Moda sul web : il business on line
Gli italiani acquistano sempre più i capi d’abbigliamento on line, e principalmente da smartphone.
Ad affermarlo era un’indagine, condotta già a metà 2016, dalla Doxa unitamente al Politecnico di Milano.
La ricerca – commissionata da Google – individua come milioni di italiani oggi vedano influenzate le loro scelte di acquisto proprio dal web.
A prescindere se poi l’acquisto vero e proprio, e di conseguenza il pagamento, avvenga in un negozio fisico o direttamente on line.
Gli smartphone stanno effettivamente rivoluzionando l’approccio all’acquisto.
Basta una ricerca su Google, uno sguardo veloce all’oggetto che ci interessa per avere tutte le info di cui abbiamo bisogno, come ad esempio il design, la grandezza, il prezzo e la marca.
La semplicità di acquisto resa ancora più appetibile grazie alle possibilità di reso senza troppi problemi, hanno fatto il resto. Vita facile, acquisti facili. Il motto sembrerebbe un po’ questo.
Quindi il digitale grande alleato della moda ?
Qual’è il tipo di rivoluzione digitale in corso ? I consumatori hanno modificato i loro modi di “scegliere e acquistare”, ecco perchè è opportuno trovare nuovi canali di comunicazione, che siano nativi digitali.
E infatti, uno degli strumenti interattivi più utilizzati dagli utenti per consultare e scegliere è YouTube, che raggiunge in Italia 21,5 milioni di utenti.
Attraverso di esso, ognuno di noi può guardare video ‘tutorial’ , oppure le riprese di una sfilata che diano l’idea di essere ‘dentro’ i prodotti commercializzati creando l’empatia con l’acquirente.
Nella ricerca stessa è emerso piuttosto chiaramente come il sistema produttivo italiano riesca a trovare i suoi maggiori punti di forza proprio nell’alleanza con il digitale.
Ci riferiamo in particolare a :
- qualità del prodotto
- riconoscibilità globale
- elevata capacità di personalizzazione.
Un brand si distingue dagli altri non solo attraverso la sua storia, ma anche nella capacità di raccontarla, nei valori e nell’immagine che trasmette.
La storia (quasi) tutta italiana di Ynap , fusione fra Yoox e Net a porter.
Ed è proprio in questa sfera che si configura la storia imprenditoriale di Yoox, nata dal talento imprenditoriale di Federico Marchetti, e uno fra i pochi veri “unicorni” di grande successo della net economy italiana.
La propria affermazione vive di un ecosistema moda che in Italia attinge in modo naturale prodotti e lifestyle.
Yoox Net-A-Porter Group , molti preferiscono la forma abbreviata YNAP , è attiva nellle vendite on line di beni di moda e lusso, ed è il risultato di una fusione dell’ottobre 2015. In seguito alla fusione tra YOOX GROUP (la creatura di Marchetti) e THE NET-A-PORTER GROUP, società francese fino ad allora concorrente nello stesso ambito.
Un curriculum esemplare : nato a Ravenna, nell’energica romagna, studiato in Bocconi, fonte di molti talenti del panorama italiano, specializzato negli USA, terra di pionieri e start up.
Come ricorda anche Riccardo Luna in questo suo articolo, Federico Marchetti ce l’ha fatta anche perchè vi è stato qualcuno che ha creduto in lui a scatola chiusa.

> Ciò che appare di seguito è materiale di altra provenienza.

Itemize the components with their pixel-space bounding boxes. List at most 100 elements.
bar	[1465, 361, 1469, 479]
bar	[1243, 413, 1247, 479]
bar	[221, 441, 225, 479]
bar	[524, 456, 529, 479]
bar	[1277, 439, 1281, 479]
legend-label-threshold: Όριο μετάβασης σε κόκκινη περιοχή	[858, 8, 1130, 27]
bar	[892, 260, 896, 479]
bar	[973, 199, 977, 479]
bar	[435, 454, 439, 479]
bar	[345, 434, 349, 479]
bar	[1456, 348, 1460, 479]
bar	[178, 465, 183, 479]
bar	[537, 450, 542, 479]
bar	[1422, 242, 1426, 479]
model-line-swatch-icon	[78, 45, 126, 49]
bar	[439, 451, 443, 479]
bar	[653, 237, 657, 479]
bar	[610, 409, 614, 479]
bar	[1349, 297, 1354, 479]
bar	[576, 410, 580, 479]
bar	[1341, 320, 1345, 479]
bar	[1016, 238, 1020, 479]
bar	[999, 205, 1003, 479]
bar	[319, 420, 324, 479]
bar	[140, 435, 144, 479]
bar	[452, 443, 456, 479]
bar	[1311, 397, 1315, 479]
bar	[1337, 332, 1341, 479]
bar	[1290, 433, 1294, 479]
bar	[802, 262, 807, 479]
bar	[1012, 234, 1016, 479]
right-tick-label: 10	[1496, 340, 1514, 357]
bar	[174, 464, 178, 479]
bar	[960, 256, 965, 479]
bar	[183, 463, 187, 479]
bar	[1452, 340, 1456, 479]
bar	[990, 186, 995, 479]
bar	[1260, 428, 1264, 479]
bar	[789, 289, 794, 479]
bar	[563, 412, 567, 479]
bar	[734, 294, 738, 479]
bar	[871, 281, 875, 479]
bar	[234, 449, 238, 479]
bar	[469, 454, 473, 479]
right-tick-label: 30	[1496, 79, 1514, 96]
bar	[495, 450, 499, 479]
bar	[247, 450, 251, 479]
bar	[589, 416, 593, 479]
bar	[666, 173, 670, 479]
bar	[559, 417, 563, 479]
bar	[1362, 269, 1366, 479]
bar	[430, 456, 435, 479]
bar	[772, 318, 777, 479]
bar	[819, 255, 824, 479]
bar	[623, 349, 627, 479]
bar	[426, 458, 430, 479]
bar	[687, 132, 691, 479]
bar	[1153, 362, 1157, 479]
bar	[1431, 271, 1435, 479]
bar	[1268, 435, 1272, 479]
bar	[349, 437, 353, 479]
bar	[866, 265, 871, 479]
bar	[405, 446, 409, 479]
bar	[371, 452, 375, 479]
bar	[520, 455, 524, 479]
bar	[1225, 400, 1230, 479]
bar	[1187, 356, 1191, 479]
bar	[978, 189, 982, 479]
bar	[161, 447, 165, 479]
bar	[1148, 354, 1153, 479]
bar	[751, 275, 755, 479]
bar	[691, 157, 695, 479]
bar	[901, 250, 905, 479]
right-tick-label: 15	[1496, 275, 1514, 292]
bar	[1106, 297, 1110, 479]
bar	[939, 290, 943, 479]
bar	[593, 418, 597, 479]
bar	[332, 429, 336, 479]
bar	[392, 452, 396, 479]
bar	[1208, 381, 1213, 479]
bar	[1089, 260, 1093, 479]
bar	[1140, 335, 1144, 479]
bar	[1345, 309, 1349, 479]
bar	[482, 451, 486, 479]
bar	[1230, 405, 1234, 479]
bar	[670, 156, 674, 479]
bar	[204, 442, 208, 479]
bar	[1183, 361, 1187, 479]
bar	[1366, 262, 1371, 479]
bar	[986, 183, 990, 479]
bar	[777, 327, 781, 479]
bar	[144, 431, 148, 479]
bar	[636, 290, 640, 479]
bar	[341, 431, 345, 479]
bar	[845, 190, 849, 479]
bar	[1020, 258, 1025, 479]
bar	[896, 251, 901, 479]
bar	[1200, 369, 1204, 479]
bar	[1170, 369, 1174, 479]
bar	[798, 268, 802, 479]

A partire dal capital venture di Elserino Piol, che ha finanziato per primo l’idea. A lui si sono poi aggiunti nel tempo parecchi fondi di venture capital.
Oggi le attività di Ynap sono veicolate principalmente da tre negozi online:
- yoox.com, nato nel 2000, assortimento di capi di moda e articoli di arte e design
- thecorner.com, nato nel 2008 , è una boutique online di lusso
- shoescribe.com, nato nel 2012, è dedicato alle calzature femminili.
Questa storia ha visto la sua ennesima svolta a gennaio 2018 quando la “Compagnie financière Richemont”, colosso svizzero del lusso, già socio dal 2015, ha acquisito il 100% delle azioni ordinarie Yoox Net-A-Porter Group.
Milioni di azioni pagate 2,69 miliardi di euro, portando così la valorizzazione della società quotata a Piazza Affari a 5,3 miliardi di euro.
A noi romantici sarebbe piaciuto un lieto fine all’italiana, ma nel mondo globalizzato, come mostra anche la vicenda della cessione dei treni di Italo agli americani, pare sempre più difficile.